All the fame has gone to her head and the rich Dashers quickly sell her out. She’s electrocuted, but not before giving this speech: “I’d like to thank all the wonderful people that made this great moment in my life come true. Ha ha ha ha ha! My daughter Taffy, who died in order to further my career. My friends Chicklette and Concetta, who should be here with me today. All the fans who died so fashionably and gallantly at my nightclub act. And especially all those wonderful people who were kind enough to read about me in the newspapers and watch me on the television news shows. Without all of you, my career could never have gotten this far. It was you that I burn for, and it is you that I will die for. Please remember, I love every fucking one of you.”

This pales in comparison to my favorite speech in the movie, as Dawn screams on stage ” You’re looking at crime personified and don’t you forget it! I framed Leslie Bacon! I called the heroin hot line on Abby Hoffman! I bought the gun that Bremmer used to shoot Wallace! I had an affair with Juan Corona! I blew Richard Speck! And I’m so fuckin’ beautiful I can’t stand it myself!”
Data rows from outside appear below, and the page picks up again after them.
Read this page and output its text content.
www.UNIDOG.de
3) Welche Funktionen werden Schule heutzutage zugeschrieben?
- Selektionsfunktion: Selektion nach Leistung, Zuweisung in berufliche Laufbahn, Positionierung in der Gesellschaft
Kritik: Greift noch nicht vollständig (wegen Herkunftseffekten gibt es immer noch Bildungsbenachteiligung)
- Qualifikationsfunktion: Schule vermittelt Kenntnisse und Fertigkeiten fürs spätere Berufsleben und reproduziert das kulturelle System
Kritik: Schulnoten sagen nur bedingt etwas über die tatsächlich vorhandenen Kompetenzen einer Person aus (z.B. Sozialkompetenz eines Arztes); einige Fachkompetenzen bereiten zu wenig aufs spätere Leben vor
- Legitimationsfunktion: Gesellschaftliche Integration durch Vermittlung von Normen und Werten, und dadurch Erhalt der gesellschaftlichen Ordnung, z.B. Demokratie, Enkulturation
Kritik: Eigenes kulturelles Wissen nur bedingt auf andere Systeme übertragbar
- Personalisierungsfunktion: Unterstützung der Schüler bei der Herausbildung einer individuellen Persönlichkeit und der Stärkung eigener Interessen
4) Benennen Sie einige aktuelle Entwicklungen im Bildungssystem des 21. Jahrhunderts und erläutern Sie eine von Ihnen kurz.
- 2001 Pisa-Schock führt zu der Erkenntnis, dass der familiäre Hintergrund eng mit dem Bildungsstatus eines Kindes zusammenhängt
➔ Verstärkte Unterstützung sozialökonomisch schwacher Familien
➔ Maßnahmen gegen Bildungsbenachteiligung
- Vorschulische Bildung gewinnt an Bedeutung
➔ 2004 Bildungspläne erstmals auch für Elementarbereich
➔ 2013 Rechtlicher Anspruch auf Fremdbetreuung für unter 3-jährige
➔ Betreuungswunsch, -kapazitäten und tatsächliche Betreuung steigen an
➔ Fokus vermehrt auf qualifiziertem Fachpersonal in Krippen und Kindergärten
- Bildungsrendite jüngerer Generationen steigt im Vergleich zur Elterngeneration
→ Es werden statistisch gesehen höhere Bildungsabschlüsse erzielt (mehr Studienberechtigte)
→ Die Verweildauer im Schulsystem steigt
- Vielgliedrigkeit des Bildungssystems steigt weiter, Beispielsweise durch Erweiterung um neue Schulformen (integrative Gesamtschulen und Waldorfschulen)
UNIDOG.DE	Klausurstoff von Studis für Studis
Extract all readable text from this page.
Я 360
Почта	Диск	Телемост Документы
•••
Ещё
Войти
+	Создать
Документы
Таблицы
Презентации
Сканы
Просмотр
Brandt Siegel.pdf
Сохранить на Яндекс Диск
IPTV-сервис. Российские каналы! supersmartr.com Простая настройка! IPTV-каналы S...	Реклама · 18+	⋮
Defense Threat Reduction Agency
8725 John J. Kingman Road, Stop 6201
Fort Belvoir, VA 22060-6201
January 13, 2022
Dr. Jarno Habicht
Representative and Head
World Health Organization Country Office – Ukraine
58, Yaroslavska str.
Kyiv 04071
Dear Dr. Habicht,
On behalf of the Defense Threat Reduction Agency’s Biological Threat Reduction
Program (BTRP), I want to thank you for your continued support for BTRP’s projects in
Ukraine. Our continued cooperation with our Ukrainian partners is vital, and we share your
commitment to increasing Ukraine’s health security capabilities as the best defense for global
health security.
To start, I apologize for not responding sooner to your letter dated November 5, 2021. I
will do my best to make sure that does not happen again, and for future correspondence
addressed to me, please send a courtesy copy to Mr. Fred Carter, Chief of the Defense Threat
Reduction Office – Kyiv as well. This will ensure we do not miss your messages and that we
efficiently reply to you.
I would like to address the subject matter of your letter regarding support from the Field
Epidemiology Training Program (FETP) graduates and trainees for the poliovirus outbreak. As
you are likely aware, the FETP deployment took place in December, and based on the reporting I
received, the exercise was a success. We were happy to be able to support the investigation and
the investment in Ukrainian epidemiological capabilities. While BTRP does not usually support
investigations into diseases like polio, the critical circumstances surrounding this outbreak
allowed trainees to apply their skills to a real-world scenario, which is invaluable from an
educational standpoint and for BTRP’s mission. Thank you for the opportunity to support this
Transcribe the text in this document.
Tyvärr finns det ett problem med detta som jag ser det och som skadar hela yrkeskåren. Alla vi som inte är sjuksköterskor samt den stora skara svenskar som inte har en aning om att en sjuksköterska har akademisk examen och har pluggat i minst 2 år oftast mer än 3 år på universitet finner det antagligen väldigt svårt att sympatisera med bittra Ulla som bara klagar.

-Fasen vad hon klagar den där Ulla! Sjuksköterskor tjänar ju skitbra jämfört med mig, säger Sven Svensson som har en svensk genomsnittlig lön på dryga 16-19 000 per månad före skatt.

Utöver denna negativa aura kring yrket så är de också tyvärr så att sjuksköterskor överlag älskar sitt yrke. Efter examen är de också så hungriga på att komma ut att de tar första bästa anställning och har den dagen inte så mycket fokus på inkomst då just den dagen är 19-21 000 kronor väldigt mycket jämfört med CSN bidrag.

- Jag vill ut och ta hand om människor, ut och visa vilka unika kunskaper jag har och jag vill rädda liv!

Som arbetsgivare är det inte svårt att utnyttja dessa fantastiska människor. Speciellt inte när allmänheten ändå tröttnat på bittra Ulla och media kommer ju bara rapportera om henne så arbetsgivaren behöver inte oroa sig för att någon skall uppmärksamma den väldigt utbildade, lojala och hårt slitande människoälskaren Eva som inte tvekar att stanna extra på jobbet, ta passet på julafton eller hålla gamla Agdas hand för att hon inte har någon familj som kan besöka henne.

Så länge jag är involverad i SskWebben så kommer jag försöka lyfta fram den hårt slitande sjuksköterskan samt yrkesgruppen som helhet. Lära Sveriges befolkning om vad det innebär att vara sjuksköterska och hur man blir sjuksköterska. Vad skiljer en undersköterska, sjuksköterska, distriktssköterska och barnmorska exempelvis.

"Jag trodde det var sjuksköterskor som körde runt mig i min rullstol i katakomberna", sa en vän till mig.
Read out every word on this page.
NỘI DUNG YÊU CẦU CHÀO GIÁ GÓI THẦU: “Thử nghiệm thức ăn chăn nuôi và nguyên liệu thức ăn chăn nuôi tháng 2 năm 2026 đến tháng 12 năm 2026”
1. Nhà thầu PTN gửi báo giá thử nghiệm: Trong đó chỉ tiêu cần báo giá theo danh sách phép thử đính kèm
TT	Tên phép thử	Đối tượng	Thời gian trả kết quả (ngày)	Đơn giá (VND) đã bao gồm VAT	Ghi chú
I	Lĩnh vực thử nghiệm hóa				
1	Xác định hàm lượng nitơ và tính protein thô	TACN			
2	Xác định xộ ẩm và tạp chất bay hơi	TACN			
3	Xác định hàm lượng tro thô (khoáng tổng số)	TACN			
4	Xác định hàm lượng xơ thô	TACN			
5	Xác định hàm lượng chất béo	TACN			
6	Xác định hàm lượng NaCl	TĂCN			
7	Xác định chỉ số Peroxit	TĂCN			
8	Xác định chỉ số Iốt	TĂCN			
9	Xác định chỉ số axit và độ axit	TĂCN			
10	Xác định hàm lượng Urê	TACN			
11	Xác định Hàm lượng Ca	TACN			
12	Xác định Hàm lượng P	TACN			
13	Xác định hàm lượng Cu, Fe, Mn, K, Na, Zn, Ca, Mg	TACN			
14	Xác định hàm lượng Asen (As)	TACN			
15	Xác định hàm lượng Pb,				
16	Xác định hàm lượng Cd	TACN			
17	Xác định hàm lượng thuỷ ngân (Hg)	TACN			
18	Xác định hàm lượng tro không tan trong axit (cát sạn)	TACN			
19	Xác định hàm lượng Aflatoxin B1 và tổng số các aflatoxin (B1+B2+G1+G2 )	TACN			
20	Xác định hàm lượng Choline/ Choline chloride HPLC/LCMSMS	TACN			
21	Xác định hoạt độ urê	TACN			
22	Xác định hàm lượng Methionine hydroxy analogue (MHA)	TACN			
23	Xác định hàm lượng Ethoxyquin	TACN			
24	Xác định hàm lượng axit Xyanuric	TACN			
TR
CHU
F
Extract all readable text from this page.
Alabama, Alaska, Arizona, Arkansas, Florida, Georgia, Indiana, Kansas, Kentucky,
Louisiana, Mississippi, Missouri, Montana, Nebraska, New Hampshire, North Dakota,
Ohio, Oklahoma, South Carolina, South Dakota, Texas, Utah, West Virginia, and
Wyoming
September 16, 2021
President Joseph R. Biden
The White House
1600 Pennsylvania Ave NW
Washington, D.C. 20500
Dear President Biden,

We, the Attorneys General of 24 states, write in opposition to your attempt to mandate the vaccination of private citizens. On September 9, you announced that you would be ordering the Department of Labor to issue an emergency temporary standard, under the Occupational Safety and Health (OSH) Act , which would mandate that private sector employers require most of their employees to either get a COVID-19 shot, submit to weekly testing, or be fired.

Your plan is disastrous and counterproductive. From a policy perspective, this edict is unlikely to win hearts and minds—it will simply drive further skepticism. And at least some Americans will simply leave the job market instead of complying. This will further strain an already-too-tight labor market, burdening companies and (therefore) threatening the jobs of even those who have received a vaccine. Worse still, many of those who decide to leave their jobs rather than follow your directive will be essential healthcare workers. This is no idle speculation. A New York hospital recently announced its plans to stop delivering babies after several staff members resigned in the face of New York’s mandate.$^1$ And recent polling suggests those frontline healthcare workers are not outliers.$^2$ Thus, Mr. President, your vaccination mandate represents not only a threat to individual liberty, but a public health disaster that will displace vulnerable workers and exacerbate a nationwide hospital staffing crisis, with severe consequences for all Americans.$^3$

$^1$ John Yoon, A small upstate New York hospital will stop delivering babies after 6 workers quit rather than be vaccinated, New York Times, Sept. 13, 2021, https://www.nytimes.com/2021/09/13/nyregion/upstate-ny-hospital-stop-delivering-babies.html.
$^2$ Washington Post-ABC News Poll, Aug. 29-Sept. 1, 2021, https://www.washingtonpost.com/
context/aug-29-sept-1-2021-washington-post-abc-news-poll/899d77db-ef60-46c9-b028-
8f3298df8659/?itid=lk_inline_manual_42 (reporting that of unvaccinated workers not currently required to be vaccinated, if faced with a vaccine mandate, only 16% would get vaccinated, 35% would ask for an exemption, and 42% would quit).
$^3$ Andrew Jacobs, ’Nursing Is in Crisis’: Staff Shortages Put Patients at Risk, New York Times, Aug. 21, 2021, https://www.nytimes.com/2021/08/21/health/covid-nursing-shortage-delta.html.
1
Originally called Rotten Mind, Rotten Face, this got its name from when Waters and Stole visited Mueller in the hospital. Asking what was wrong — she had pelvic inflammatory disease — she answered, “Just a little female trouble, hon.”

Red Reed said, “Where do these people come from? Where do they go when the sun goes down? Isn’t there a law or something?”

Always and forever, fuck Rex Reed. That line ended up on the poster and the DVD box.

MOVIES THAT PLAYED SCALA: Variety (1983)

Directed by Bette Gordon and written by Kathy Acker, Variety is the story of Christine (Sandy McLeod), a woman in the city looking for work and ending up in the ticket booth of the Variety, a job that her boyfriend Mark (Will Patton) hates. None of the men that she encounters turn her on, even though a co-worker named Jose (Luis Guzmán) tries. Then she meets Louie (Richard M. Davidson), an older wealthy man who takes her to a baseball game before disappearing. She becomes obsessed with him and her sexuality is awakened by this man and a series of prank phone calls (Spalding Gray is the voice).

According to Downtown Express, “The film is a sort of Who’s Who of downtown street cred: music by John Lurie, cinematography by frequent Jarmusch collaborator Tom de Cillo, script by former sex worker and Pushcart Prize-winning feminist novelist Kathy Acker, and roles played by Spalding Gray, Luis Guzmán, Mark Boone Junior and photographer Nan Goldin, who also took production stills.” Despite that, the theater isn’t really in Times Square. It’s the Variety Photoplays, which was located on Third Avenue between 13th and 14th Streets in the East Village, the same theater as Taxi Driver where Jodie Foster jumps into the cab to escape her pimp.

As a feminist filmmaker, Gordon got criticism and praise for making a film about pornography. Yet I loved Christine’s character, someone fascinated and also upset by the sex that she spends so much of her time around, but it’s not real sex, it’s created for the male gaze. However, it inspires her, even as she reads her sexually frank writing to a boyfriend who doesn’t seem to care, is surrounded by men who just see her as the law of the invisible sex object and the strange man who keeps ghosting her. This movie has stuck with me since I watched it and I wonder, did Louie come back to meet her in that alley?